The investigative journalist and former Moscow correspondent Catherine Belton reveals the untold story of how Vladimir Putin and the small group of KGB men surrounding him rose to power and looted their country.
The cast of supporting characters in Catherine Belton’s study of the Russia of Vladimir Putin is extraordinary and worthy of a Netflix mini-series ... This is modern Russia in full, horrifying technicolour ... Belton does not explain how to engage with Russia or how to stop making the same mistakes when doing so. But this riveting, immaculately researched book is arguably the best single volume written about Putin, the people around him and perhaps even about contemporary Russia itself in the past three decades.
The plot sounds like a geopolitical thriller. Amid an empire’s collapse, the secret police funnel money out of the country, creating a slush fund to rebuild their old networks. They regain power, become spectacularly rich and turn on their enemies, first at home — and then abroad ... That is fact, not fiction. Catherine Belton, for years a Moscow correspondent for the Financial Times, relates it with clarity, detail, insight and bravery ... Belton has surpassed them all. Her much-awaited book is the best and most important on modern Russia. It benefits from a meticulous compilation of open sources, but also from the accounts of disillusioned Kremlin insiders, former business cronies and some remarkably candid people still high up in the system. The result is hair-raising ... Belton’s passages about Donald Trump’s business ties with Russia during the 1990s are particularly thought-provoking. It is tempting to speculate how much more she could have said about some other prominent people were it not for the constraints of English libel laws. But what she does describe is convincing, particular because of the careful sourcing from numerous witnesses and insiders.

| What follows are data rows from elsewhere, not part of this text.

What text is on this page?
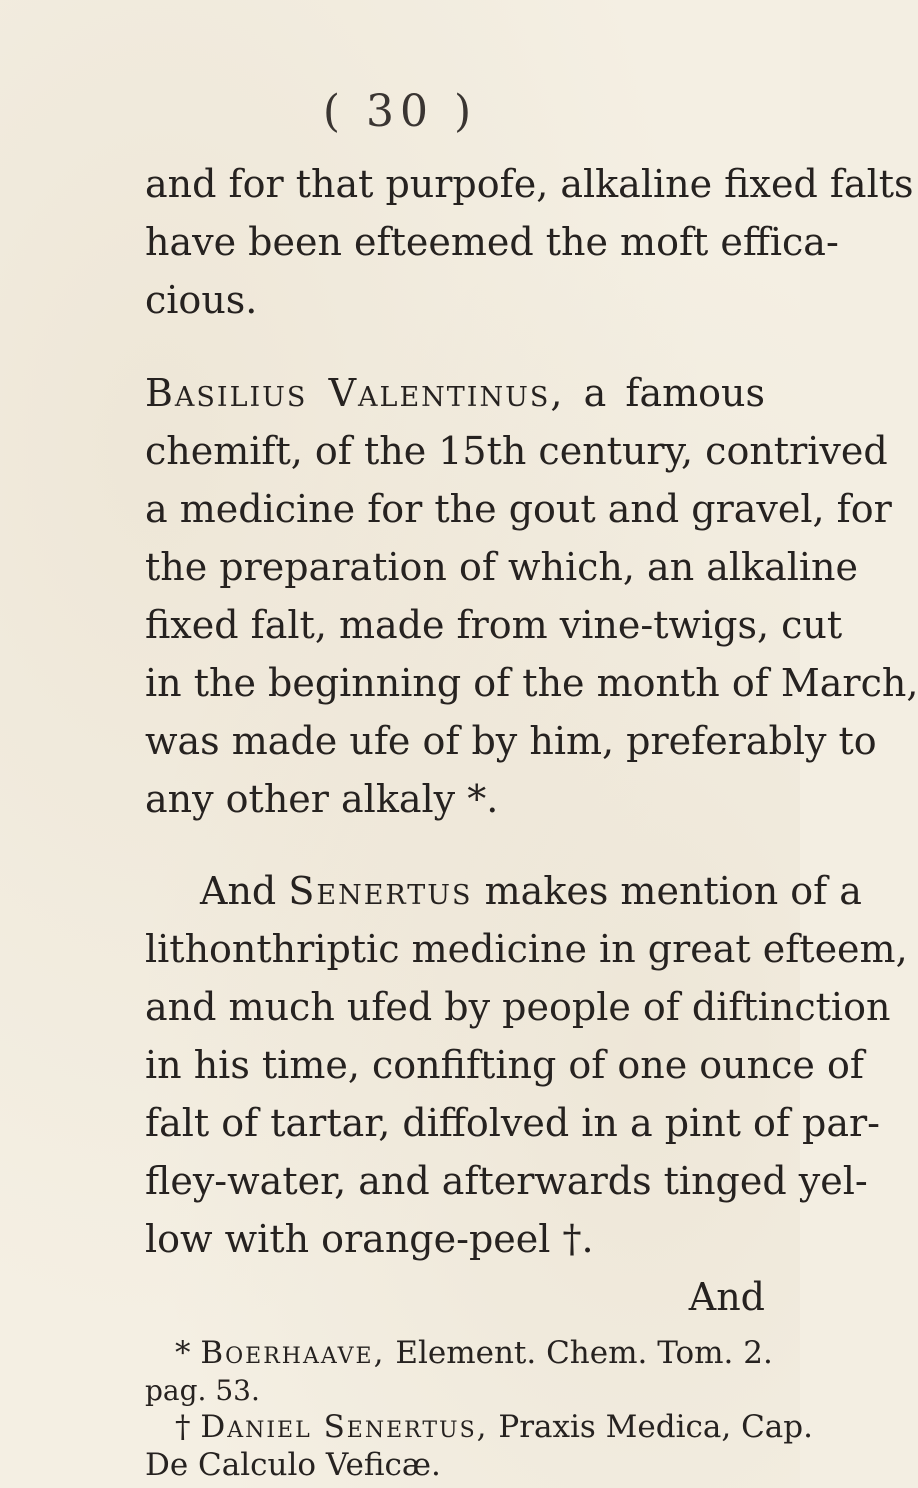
( 30 )
and for that purpofe, alkaline fixed falts
have been efteemed the moft effica-
cious.
Basilius Valentinus, a famous
chemift, of the 15th century, contrived
a medicine for the gout and gravel, for
the preparation of which, an alkaline
fixed falt, made from vine-twigs, cut
in the beginning of the month of March,
was made ufe of by him, preferably to
any other alkaly *.
And Senertus makes mention of a
lithonthriptic medicine in great efteem,
and much ufed by people of diftinction
in his time, confifting of one ounce of
falt of tartar, diffolved in a pint of par-
fley-water, and afterwards tinged yel-
low with orange-peel †.
And
* Boerhaave, Element. Chem. Tom. 2.
pag. 53.
† Daniel Senertus, Praxis Medica, Cap.
De Calculo Veficæ.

A renowned business journalist who spent years covering Russia for the Financial Times, Belton follows the money. She has an unrivalled command of the labyrinthine history of share schemes, refinancing packages, mergers, shell companies, and offshore accounts that lay bare the stealthy capture of the post-Soviet economy and state institutions by a coterie of former KGB officers, or siloviki. Belton combines this financial history with testimony from a dazzling array of Kremlin insiders, diplomats, intelligence officers, prosecutors, mobsters and oligarchs. The result reads at times like a John le Carré novel ... Putin does not emerge from these pages as an evil, cat-stroking mastermind plotting his moves years in advance. Rather he appears an unscrupulous and resourceful operator, ready to deploy any weapon, break any rule and subvert any system to consolidate his power, wealth and international prestige ... A groundbreaking and meticulously researched anatomy of the Putin regime, Belton’s book shines a light on the pernicious threats Russian money and influence now pose to the west ... Putin’s People lays bare the scale of the challenge if the west is to decontaminate its politics.